Bolsonaro colheu os frutos imediatos da enorme injeção de recursos públicos para combater os efeitos do coronavírus sobre trabalhadores e empresas. Com a popularidade em níveis recordes, inebriou-se com a perspectiva de uma vitória fácil quando tentar a reeleição. O problema é que 2022 está muito distante.
Os sinais de desequilíbrio na economia brasileira aparecem em todas as frentes. O déficit e a dívida pública estão em trajetória explosiva, elevando o risco-país e afugentando o capital externo. A saída de investidores pressiona a taxa de câmbio, que encarece insumos importados e estimula o agronegócio e indústrias nacionais a direcionarem suas vendas ao exterior. Os índices no atacado já mostram uma forte inflação de custos e os consumidores nos supermercados se assustam com os preços dos alimentos.
Tecnicamente, não há muita dúvida sobre o caminho para recuperar o equilíbrio. Passado o pior da pandemia, caberia ao governo recolher a artilharia fiscal montada para combater a covid e avançar nas causas estruturais de um desequilíbrio que já incomodava desde antes da chegada do vírus: trabalhar pela aprovação das PECs emergencial e do pacto federativo e atacar uma reforma administrativa muito mais corajosa do que a apresentada ao Congresso no mês passado.
O problema é que o receituário técnico entra em colisão com as ambições políticas de Bolsonaro. Um ajuste rigoroso pode abortar a recuperação e inviabiliza a continuidade dos agrados distribuídos aos futuros eleitores de 2022. O teto de gastos parece ser a primeira vítima do populismo fiscal do Palácio do Planalto.

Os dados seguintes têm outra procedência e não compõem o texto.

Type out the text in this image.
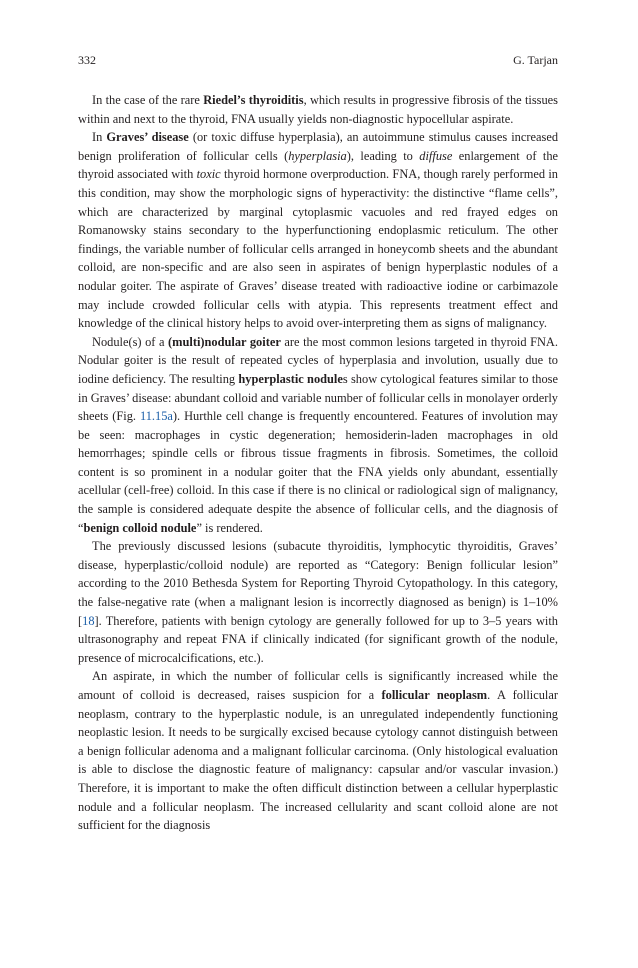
332	G. Tarjan

In the case of the rare Riedel’s thyroiditis, which results in progressive fibrosis of the tissues within and next to the thyroid, FNA usually yields non-diagnostic hypocellular aspirate.

In Graves’ disease (or toxic diffuse hyperplasia), an autoimmune stimulus causes increased benign proliferation of follicular cells (hyperplasia), leading to diffuse enlargement of the thyroid associated with toxic thyroid hormone overproduction. FNA, though rarely performed in this condition, may show the morphologic signs of hyperactivity: the distinctive “flame cells”, which are characterized by marginal cytoplasmic vacuoles and red frayed edges on Romanowsky stains secondary to the hyperfunctioning endoplasmic reticulum. The other findings, the variable number of follicular cells arranged in honeycomb sheets and the abundant colloid, are non-specific and are also seen in aspirates of benign hyperplastic nodules of a nodular goiter. The aspirate of Graves’ disease treated with radioactive iodine or carbimazole may include crowded follicular cells with atypia. This represents treatment effect and knowledge of the clinical history helps to avoid over-interpreting them as signs of malignancy.

Nodule(s) of a (multi)nodular goiter are the most common lesions targeted in thyroid FNA. Nodular goiter is the result of repeated cycles of hyperplasia and involution, usually due to iodine deficiency. The resulting hyperplastic nodules show cytological features similar to those in Graves’ disease: abundant colloid and variable number of follicular cells in monolayer orderly sheets (Fig. 11.15a). Hurthle cell change is frequently encountered. Features of involution may be seen: macrophages in cystic degeneration; hemosiderin-laden macrophages in old hemorrhages; spindle cells or fibrous tissue fragments in fibrosis. Sometimes, the colloid content is so prominent in a nodular goiter that the FNA yields only abundant, essentially acellular (cell-free) colloid. In this case if there is no clinical or radiological sign of malignancy, the sample is considered adequate despite the absence of follicular cells, and the diagnosis of “benign colloid nodule” is rendered.

The previously discussed lesions (subacute thyroiditis, lymphocytic thyroiditis, Graves’ disease, hyperplastic/colloid nodule) are reported as “Category: Benign follicular lesion” according to the 2010 Bethesda System for Reporting Thyroid Cytopathology. In this category, the false-negative rate (when a malignant lesion is incorrectly diagnosed as benign) is 1–10% [18]. Therefore, patients with benign cytology are generally followed for up to 3–5 years with ultrasonography and repeat FNA if clinically indicated (for significant growth of the nodule, presence of microcalcifications, etc.).

An aspirate, in which the number of follicular cells is significantly increased while the amount of colloid is decreased, raises suspicion for a follicular neoplasm. A follicular neoplasm, contrary to the hyperplastic nodule, is an unregulated independently functioning neoplastic lesion. It needs to be surgically excised because cytology cannot distinguish between a benign follicular adenoma and a malignant follicular carcinoma. (Only histological evaluation is able to disclose the diagnostic feature of malignancy: capsular and/or vascular invasion.) Therefore, it is important to make the often difficult distinction between a cellular hyperplastic nodule and a follicular neoplasm. The increased cellularity and scant colloid alone are not sufficient for the diagnosis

Mas é pouco provável que o ataque às instituições econômicas pare por aí.
O abandono do teto e a falta de comprometimento do governo com a sustentabilidade das contas públicas elevarão ainda mais o câmbio ao longo de 2021 e 2022, pressionando a inflação. Estará o presidente preparado para ver o dólar romper a barreira dos R$ 6 ou R$ 7? À medida em que a eleição se aproximar, será que Bolsonaro aceitará passivamente aumentos na taxa de juros?
Uma vez derrubado o teto de gastos, quem entra na mira do populismo presidencial é a autonomia operacional do Banco Central. Para não colocar em risco seus planos eleitorais, não me surpreenderia se Bolsonaro tentasse influenciar o Comitê de Política Monetária por uma maior leniência com a inflação ou até mesmo pela busca de soluções “criativas” para conter a taxa de câmbio, como o uso mais intenso das reservas internacionais ou medidas de controle de saída de capitais.
Nestes novos tempos, são incomuns as grandes rupturas macroeconômicas provocadas por declaração de moratórias, confisco de poupanças ou rompimento com o FMI. O perigo hoje em dia é o sorrateiro enfraquecimento das instituições econômicas por líderes populistas que só pensam em permanecer no poder a qualquer custo.
*Bruno Carazza é mestre em economia, doutor em direito e autor de “Dinheiro, Eleições e Poder: as engrenagens do sistema político brasileiro”.